Sourcing more oil from Canada achieves the politically desirable goal of making the U.S. less dependent on OPEC. But bitumen exacts a heavy toll on the environment. As compared with conventional Saudi oil, it emits twice as much greenhouse gas per barrel because of the resources needed to process it. And although it is net-positive— providing between 7 and 10 Btu (British thermal units) of energy for every 1 Btu put into the tar sands—it is less so than conventional petroleum. Once it is mined, bitumen requires large amounts of gas-heated water to melt and separate it from the coarse grains of sand to which it is bound. At that point, the bitumen is still too tarry to flow, so it has to be chemically manipulated with heat and pressure to become yellowish crude oil, diesel, jet fuel or other typical hydrocarbon products. Or it can be diluted with light hydrocarbon liquids to become pitch-black “dilbit” (for “diluted bitumen”), capable of traveling via pipeline to the U.S.
Some environmental scientists see tapping the oil sands as a disastrous tipping point for global warming. In an analysis of how to restrain warming to an increase of two degrees Celsius or less above preindustrial levels, the International Energy Agency suggested that tar sands production should not exceed 3.3 million barrels a day. Yet approved tar sands production would surpass five million barrels a day—a fact that NASA climatologist James Hansen calls “game over for climate change.”
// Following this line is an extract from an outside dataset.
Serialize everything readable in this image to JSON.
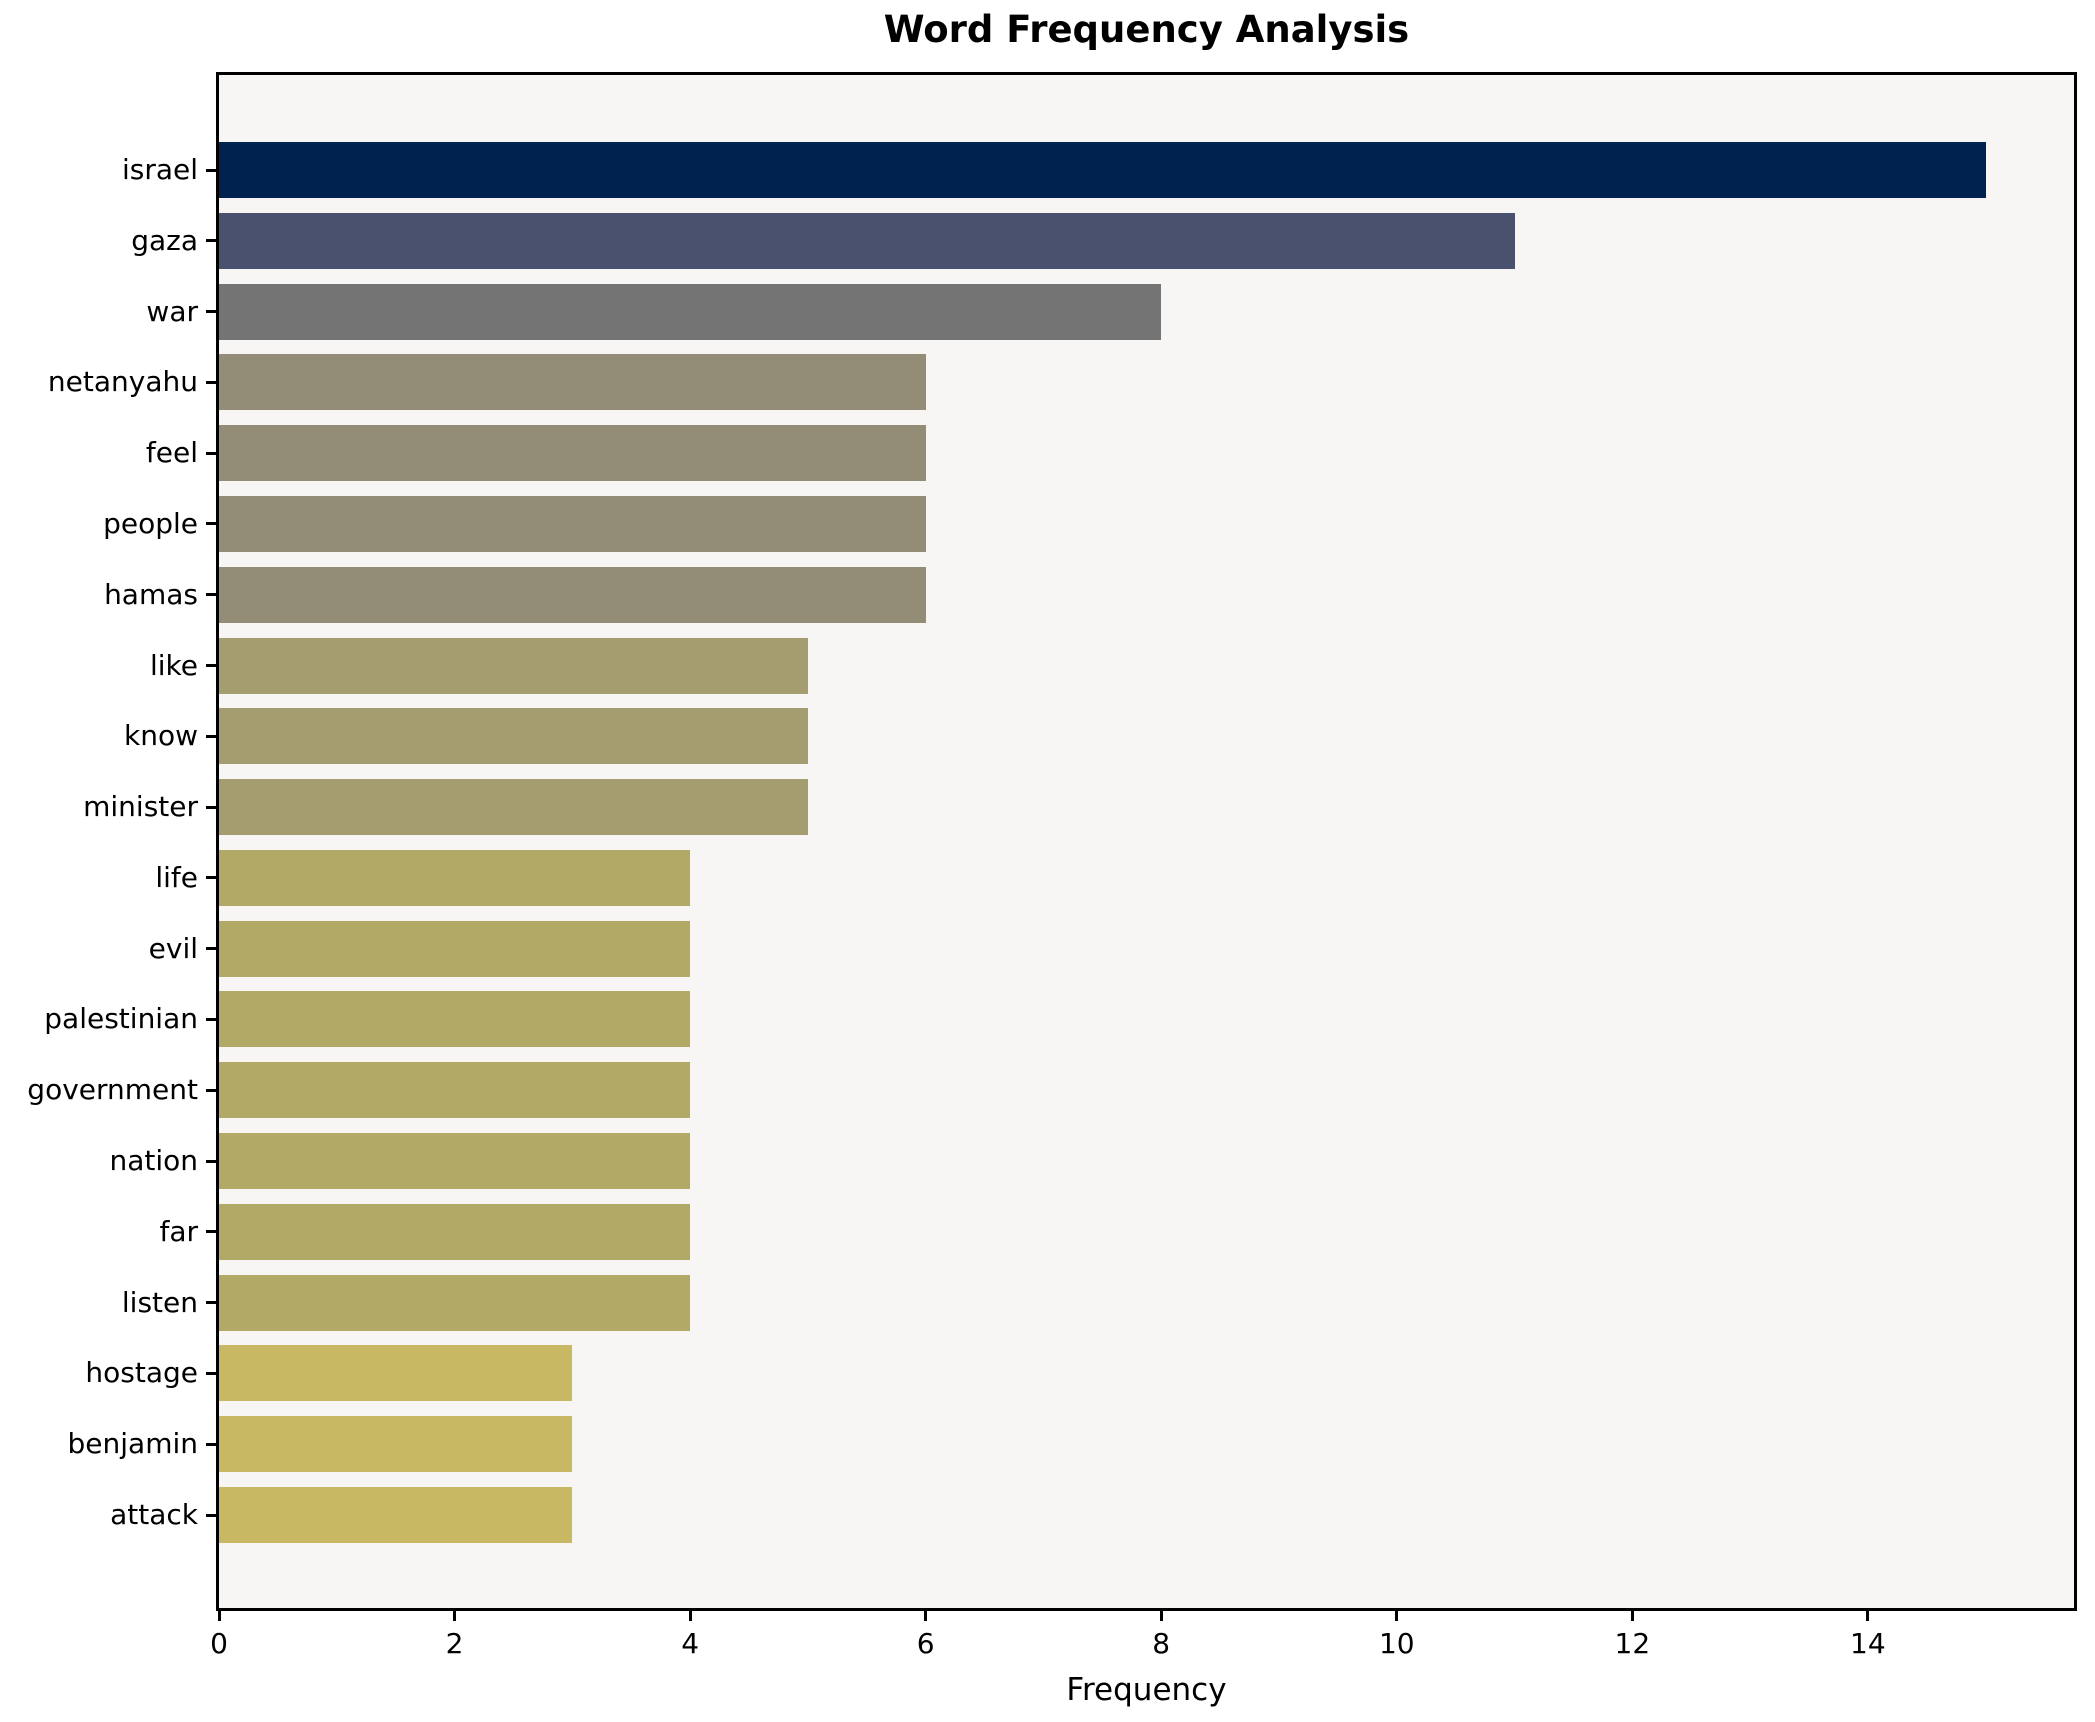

Of course, the true challenge is reducing the use of all fossil fuels, not just oil. U.S. coal-fired power plants produce 10 times more carbon dioxide than Albertan oil sands. Even so, power plant emissions have begun to decline, while the Canadian Association of Petroleum Producers notes that CO2 pollution from oil sands has risen 36 percent since 2007. As the U.S. weighs construction of the Keystone XL pipeline, the problem of tapping the oil sands is only getting stickier.